The GLAAD media awards stands for Gay and Lesbian Alliance Against Defamation in all forms of media, including movies, theater, TV, and the news. It’s also awarded based on how bold and provocative a statement that said media makes concerning the LGBTQ community. The award was first handed out in 1990 to celebrate the 1989 season and it was given to Phil Donahue, the talk show host that many followed and absolutely loved. The first award show was a very low-key and small affair as there weren’t that many that had yet been selected as possible recipients of the award. Since then the awards show has increased in size and in categories for people to be nominated. Even the award has changed since then, as it used to be a simple, etched, square-shaped crystal sculpture. Now it’s a 12-inch high statuette that is highly crafted and made to look quite elegant.
These awards are decided and handed out based on the same kind of criteria that many shows are known for but obviously with the caveat that they have something to do with the LGBTQ community and how they are represented to the world. I almost get the feeling that some would cry that this is an exclusionary practice on the part of the LGBTQ community but unfortunately that would be quite invalid. If people might remember correctly the LGBTQ community has for a long time been forced to live either in fear of what will happen to them for being different or in quiet tolerance of others that decide to mock and laugh at their chosen lifestyle. For longer than many of those attending the awards have been alive those that prefer same sex relationships and those that have been deemed as different because of the lifestyles they choose have been persecuted and misrepresented by and in the media at large.

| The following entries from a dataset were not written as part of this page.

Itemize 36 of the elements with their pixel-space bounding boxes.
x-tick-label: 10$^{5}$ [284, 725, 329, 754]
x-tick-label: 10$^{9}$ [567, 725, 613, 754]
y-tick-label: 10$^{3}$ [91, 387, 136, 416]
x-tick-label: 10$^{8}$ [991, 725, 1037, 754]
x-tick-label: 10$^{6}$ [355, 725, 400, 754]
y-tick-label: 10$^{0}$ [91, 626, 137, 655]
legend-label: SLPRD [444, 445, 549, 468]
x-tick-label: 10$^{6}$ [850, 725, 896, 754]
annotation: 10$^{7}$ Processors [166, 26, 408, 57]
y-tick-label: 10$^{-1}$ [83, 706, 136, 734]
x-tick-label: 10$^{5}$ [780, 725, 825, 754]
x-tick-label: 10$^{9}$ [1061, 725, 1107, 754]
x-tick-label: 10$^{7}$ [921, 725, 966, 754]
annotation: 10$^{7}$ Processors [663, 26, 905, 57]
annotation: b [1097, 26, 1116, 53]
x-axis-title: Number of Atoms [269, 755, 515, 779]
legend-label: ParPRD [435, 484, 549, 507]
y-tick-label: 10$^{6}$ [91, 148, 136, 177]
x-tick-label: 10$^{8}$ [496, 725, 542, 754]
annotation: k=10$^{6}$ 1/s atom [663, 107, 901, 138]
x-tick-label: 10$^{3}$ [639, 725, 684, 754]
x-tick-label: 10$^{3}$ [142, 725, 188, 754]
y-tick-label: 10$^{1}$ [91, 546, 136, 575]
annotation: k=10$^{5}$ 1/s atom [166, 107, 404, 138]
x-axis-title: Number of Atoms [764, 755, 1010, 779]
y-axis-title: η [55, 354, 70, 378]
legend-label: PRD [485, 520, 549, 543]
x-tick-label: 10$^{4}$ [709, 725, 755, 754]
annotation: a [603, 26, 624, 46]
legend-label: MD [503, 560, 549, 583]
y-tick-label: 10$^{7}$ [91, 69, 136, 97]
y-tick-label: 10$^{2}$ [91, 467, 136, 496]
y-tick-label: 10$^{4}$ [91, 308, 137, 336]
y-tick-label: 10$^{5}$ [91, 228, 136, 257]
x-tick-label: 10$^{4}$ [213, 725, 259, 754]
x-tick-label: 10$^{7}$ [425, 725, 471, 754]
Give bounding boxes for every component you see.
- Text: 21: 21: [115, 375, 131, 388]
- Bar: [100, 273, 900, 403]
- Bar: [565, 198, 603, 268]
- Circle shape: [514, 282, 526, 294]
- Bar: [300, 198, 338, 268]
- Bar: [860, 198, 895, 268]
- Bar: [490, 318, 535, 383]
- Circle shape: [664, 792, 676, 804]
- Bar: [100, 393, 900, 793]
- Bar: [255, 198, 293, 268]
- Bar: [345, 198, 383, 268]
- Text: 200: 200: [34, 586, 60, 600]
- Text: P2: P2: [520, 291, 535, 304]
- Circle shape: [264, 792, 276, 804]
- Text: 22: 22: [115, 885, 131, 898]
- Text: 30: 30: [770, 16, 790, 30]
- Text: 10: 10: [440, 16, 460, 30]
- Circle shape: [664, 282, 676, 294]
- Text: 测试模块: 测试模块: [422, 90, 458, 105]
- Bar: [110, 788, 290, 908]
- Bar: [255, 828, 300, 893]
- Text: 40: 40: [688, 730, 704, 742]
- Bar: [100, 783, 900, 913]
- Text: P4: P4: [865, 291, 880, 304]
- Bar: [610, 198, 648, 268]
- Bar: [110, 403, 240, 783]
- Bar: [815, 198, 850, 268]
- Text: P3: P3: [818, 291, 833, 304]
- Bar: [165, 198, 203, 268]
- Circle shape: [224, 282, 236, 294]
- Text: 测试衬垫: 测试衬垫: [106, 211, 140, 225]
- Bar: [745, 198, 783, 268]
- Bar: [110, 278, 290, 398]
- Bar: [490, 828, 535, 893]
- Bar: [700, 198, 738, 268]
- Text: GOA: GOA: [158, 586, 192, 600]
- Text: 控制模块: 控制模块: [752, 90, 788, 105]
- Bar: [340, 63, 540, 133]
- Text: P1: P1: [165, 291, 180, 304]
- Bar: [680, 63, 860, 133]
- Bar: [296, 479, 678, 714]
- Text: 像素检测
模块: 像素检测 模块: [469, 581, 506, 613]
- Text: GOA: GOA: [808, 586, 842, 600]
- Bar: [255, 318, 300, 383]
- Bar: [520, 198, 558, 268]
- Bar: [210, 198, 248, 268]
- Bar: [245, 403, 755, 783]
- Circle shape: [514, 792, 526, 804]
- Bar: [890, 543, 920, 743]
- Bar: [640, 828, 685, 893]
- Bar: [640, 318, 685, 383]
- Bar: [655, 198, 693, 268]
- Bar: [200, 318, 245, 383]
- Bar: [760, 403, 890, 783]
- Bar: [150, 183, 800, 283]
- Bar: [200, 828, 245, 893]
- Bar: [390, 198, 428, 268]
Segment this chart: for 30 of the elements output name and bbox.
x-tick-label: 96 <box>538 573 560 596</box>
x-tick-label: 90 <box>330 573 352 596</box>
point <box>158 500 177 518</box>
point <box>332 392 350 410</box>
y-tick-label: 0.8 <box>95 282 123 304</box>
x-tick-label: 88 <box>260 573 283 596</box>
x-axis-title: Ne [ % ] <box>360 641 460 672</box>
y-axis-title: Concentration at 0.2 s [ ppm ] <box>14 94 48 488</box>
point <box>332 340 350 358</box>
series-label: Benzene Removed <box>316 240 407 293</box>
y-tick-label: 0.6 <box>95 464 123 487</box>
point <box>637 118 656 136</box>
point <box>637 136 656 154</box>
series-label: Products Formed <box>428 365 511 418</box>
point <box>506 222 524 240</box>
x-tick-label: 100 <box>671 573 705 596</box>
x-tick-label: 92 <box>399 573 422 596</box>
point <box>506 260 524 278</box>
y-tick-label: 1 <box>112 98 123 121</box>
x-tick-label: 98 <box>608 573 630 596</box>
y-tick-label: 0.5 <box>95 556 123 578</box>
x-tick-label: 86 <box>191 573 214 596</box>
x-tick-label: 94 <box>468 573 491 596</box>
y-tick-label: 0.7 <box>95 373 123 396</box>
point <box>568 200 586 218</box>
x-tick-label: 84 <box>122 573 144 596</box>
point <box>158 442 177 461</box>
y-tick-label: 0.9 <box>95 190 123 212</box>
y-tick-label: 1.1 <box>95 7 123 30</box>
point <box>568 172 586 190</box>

Things have begun to change through the last few decades but that change is still going slowly as people that want to hold onto ‘traditional’ values continue to push against the LGBTQ community seek to deny them their rights as human beings. The GLAAD awards are in place to congratulate and thank those forward-thinking individuals that have been a huge help to the community in preaching not only tolerance but acceptance and showing that men and women that that belong to the community are no different than anyone else in the most fundamental ways.
Yeah, that sounds about right. It’s a giant ‘thank you’ to those that might or might not be part of the LGBTQ community, but are willing to fight for their rights to be viewed as human beings and not the deviants that others might call them. This award is something to affirm that people are in fact on the right track towards teaching acceptance, kindness, and a more supportive life lesson when it comes to treating others with dignity and respect. This May the awards will be held again in New York, and once more it will be time to say thank you to those that are willing to stand up and defend those that belong to the LGBTQ community.